Author | : Paul B. Stares |
Publisher | : Routledge |
Total Pages | : 274 |
Release | : 2021-01-26 |
Genre | : History |
ISBN | : 1000280756 |
Download Space Weapons and U.S. Strategy Book in PDF, Epub and Kindle
This book, first published in 1985, analyses the factors that have shaped the militarization of space. By examining in great detail the determinants of U.S. policy, it explains why for over 25 years space did not become the scene of an arms race, and why this began to change in the late 1970s. Both superpowers did, however, develop a limited anti-satellite capability in the 1960s, and these programmes are also discussed.

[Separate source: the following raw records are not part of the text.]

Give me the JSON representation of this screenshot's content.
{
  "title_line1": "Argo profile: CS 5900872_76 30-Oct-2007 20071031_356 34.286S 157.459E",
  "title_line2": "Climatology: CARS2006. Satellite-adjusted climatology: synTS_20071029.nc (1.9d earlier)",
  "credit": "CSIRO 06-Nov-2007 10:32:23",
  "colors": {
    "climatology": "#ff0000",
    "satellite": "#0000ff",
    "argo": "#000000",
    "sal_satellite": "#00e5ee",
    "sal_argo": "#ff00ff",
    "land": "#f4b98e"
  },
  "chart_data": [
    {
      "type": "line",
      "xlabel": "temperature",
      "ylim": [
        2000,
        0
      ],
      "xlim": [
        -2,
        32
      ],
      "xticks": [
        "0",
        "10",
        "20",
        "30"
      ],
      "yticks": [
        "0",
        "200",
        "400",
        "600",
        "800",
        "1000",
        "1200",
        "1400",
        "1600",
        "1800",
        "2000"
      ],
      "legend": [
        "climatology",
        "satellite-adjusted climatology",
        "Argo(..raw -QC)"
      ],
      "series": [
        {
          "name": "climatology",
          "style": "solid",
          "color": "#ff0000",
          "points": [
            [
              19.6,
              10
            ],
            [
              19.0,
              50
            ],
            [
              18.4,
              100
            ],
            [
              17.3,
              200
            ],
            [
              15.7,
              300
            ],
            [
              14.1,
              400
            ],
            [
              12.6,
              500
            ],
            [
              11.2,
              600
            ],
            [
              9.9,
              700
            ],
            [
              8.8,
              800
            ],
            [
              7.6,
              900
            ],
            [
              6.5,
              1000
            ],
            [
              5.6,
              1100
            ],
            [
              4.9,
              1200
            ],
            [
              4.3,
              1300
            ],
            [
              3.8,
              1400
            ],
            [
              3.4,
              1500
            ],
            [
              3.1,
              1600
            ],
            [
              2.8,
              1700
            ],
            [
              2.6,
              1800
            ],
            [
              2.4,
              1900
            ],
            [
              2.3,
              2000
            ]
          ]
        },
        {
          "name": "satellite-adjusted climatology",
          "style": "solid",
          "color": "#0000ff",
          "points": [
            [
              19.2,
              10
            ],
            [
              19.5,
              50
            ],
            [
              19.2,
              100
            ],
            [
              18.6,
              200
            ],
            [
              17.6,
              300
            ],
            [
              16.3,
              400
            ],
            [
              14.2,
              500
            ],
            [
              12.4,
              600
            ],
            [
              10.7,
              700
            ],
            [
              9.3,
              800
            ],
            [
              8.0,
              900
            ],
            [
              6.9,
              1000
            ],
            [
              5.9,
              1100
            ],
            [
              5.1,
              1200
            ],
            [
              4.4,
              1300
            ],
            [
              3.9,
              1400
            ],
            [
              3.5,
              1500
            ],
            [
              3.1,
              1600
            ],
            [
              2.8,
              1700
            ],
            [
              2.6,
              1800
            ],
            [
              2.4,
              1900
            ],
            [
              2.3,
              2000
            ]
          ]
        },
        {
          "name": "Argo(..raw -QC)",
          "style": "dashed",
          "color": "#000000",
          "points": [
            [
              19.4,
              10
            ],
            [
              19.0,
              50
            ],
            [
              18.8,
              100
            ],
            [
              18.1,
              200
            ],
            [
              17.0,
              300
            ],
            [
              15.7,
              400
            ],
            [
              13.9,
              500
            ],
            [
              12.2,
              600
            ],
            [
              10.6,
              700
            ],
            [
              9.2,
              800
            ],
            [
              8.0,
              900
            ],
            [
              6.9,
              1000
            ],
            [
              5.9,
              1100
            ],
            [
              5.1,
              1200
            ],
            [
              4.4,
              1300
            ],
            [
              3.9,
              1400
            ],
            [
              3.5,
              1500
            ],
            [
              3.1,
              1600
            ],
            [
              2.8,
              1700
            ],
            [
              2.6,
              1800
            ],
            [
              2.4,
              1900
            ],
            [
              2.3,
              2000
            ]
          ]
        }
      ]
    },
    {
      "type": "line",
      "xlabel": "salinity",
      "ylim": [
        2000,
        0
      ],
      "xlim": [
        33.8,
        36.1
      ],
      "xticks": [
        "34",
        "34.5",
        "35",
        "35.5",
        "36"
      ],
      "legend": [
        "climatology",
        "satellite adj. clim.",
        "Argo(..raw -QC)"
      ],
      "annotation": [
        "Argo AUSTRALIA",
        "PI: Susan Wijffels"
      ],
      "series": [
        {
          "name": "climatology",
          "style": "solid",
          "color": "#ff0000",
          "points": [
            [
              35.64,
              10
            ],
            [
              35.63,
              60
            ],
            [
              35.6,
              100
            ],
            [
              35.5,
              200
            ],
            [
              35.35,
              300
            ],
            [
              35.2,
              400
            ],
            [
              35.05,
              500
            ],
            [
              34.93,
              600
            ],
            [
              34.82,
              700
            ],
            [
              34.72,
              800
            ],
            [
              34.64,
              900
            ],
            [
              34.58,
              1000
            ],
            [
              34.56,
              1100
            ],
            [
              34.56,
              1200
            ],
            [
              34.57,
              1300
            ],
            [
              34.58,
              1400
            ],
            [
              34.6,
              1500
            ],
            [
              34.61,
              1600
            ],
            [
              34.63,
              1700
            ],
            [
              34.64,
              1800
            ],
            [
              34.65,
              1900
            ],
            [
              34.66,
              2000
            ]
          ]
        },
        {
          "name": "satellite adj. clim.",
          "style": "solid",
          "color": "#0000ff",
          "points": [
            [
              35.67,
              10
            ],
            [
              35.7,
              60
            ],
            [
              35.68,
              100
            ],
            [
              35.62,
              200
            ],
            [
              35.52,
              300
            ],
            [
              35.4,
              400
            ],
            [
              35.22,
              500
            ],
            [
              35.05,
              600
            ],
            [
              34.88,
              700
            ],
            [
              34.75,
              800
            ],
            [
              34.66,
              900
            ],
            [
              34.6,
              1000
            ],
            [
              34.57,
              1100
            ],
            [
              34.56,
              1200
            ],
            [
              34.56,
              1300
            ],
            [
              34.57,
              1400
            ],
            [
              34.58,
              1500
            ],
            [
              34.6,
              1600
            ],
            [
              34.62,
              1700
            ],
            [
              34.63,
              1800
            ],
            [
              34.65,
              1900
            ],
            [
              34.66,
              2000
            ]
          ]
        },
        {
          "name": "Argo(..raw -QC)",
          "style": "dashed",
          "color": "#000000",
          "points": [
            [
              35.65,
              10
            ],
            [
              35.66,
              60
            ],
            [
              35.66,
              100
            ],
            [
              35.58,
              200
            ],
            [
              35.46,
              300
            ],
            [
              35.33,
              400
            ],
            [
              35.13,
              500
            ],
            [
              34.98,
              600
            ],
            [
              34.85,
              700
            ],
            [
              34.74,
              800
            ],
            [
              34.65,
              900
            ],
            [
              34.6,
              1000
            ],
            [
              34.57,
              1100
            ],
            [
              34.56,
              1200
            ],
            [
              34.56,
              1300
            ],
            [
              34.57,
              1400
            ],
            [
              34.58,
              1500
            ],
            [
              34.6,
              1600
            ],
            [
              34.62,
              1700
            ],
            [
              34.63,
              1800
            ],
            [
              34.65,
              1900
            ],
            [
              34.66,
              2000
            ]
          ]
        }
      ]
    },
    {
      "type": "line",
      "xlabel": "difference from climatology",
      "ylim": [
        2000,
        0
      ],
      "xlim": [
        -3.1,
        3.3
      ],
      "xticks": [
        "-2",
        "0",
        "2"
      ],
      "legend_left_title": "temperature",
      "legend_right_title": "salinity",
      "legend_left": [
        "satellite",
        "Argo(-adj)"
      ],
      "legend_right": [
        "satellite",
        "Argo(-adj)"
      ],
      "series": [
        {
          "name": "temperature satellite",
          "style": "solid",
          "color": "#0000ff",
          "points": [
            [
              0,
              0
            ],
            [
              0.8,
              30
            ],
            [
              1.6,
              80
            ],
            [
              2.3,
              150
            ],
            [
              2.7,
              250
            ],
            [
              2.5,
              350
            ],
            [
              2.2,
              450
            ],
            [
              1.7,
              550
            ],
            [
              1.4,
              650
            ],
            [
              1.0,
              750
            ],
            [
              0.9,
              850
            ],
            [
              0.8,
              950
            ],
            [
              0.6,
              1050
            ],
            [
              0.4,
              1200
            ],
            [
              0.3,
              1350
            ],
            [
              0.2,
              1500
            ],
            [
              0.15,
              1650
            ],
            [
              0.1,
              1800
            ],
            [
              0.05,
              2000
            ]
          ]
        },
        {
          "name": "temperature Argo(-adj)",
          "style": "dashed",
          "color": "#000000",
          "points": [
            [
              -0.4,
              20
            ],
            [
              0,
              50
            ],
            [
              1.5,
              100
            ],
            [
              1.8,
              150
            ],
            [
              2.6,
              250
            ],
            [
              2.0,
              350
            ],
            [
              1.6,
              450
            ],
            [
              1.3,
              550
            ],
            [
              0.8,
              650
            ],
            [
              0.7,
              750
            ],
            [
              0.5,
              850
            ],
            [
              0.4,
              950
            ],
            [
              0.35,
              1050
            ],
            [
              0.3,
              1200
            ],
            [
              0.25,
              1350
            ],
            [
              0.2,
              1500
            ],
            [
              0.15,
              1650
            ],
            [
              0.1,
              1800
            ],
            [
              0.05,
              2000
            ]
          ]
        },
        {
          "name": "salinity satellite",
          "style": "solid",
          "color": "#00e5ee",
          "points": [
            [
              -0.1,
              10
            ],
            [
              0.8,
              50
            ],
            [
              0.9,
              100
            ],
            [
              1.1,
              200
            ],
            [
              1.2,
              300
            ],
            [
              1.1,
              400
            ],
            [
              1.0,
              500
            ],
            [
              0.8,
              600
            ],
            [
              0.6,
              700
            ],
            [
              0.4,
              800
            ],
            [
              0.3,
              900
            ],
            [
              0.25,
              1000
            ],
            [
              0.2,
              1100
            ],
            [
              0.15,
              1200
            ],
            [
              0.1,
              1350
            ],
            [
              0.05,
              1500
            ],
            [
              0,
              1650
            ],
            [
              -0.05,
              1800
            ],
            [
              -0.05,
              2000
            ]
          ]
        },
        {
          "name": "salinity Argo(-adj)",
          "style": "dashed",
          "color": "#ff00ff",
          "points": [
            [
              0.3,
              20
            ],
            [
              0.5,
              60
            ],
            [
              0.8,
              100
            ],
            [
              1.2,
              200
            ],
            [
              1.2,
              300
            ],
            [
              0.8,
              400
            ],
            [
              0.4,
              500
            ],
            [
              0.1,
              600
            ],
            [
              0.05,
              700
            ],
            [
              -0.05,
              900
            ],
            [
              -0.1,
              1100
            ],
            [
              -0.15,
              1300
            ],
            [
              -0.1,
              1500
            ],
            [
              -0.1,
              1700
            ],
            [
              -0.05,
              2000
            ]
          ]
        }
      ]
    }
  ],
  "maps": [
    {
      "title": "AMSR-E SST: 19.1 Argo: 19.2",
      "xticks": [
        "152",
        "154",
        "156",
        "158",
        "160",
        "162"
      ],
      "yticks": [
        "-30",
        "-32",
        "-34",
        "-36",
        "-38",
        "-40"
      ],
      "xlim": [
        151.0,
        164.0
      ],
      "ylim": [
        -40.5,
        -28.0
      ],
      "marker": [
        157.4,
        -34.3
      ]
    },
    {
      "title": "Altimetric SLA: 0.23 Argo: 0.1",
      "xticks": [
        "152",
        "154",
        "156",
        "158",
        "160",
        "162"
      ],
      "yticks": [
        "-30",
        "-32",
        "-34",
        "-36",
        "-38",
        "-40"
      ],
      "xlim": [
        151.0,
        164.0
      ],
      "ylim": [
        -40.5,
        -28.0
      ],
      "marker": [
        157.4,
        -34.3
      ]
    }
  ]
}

Author | : Colin S. Gray |
Publisher | : |
Total Pages | : 152 |
Release | : 1982 |
Genre | : Political Science |
ISBN | : |
Download American Military Space Policy Book in PDF, Epub and Kindle
Author | : Aaron Bateman |
Publisher | : MIT Press |
Total Pages | : 337 |
Release | : 2024-05-07 |
Genre | : Technology & Engineering |
ISBN | : 0262547368 |
Download Weapons in Space Book in PDF, Epub and Kindle
A new and provocative take on the formerly classified history of accelerating superpower military competition in space in the late Cold War and beyond. In March 1983, President Ronald Reagan shocked the world when he established the Strategic Defense Initiative (SDI), derisively known as “Star Wars,” a space-based missile defense program that aimed to protect the US from nuclear attack. In Weapons in Space, Aaron Bateman draws from recently declassified American, European, and Soviet documents to give an insightful account of SDI, situating it within a new phase in the militarization of space after the superpower détente fell apart in the 1970s. In doing so, Bateman reveals the largely secret role of military space technologies in late–Cold War US defense strategy and foreign relations. In contrast to existing narratives, Weapons in Space shows how tension over the role of military space technologies in American statecraft was a central source of SDI’s controversy, even more so than questions of technical feasibility. By detailing the participation of Western European countries in SDI research and development, Bateman reframes space militarization in the 1970s and 1980s as an international phenomenon. He further reveals that even though SDI did not come to fruition, it obstructed diplomatic efforts to create new arms control limits in space. Consequently, Weapons in Space carries the legacy of SDI into the post–Cold War era and shows how this controversial program continues to shape the global discourse about instability in space—and the growing anxieties about a twenty-first-century space arms race.